The Indiana University School of Medicine just secured a research grant (of about $12 million) to help boost the work happening in their Alzheimer research unit (or, the National Centralized Repository for Alzheimer's Disease and Related Dementias in Indianapolis).
With the grant, IU is hoping to expand their biological sample lab, and host scientists from around the world to expedite discoveries for an early detection method. At the top of their list is to create a blood test that would be able to tell medical providers early on if someone is developing, or at high risk to develop, Alzheimer’s disease.
Research is so critical with a disease like Alzheimer’s where much is still unknown regarding early detection, risk factors, or even a cure. As Indiana leads the way on finding breakthroughs, KayBee is focusing on the individuals living with the disease, and the caregivers holding it all together.
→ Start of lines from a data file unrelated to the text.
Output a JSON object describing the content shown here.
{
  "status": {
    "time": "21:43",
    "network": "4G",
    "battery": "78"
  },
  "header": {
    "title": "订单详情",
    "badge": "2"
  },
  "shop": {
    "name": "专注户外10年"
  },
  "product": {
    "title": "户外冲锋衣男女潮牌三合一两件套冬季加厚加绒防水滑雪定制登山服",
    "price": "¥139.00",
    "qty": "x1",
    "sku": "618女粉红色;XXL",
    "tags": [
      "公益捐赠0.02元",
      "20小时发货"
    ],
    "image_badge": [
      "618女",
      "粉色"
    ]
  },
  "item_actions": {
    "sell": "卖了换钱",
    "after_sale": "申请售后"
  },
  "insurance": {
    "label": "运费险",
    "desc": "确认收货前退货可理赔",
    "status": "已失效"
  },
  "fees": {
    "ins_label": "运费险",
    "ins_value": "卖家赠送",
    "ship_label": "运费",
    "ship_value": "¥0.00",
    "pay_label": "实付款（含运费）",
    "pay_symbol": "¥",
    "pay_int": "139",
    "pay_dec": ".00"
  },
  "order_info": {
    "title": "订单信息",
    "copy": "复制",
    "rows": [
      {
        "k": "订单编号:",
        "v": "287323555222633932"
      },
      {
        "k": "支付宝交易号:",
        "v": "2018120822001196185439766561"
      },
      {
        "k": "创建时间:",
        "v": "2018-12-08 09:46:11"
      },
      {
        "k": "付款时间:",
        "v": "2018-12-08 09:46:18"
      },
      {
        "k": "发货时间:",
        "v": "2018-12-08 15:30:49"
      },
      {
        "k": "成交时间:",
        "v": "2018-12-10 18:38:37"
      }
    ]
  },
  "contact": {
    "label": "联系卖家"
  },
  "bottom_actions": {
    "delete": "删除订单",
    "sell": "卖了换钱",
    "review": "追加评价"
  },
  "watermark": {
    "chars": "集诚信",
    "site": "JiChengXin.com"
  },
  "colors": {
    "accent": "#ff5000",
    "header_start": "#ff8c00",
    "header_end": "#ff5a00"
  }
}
With our seniors facing dementia or Alzheimer’s, we believe it’s important to think “big picture” about how to help them achieve the best quality of life. We focus on listening and attending to not just their medical needs, but their emotional, physical, and social needs, too. And with our caregivers, we know that some days are harder than others with this often-unpredictable disease. A community of support is critical for our caregivers, and Kaybee works to connect families through initiatives like Dementia Friends Indiana.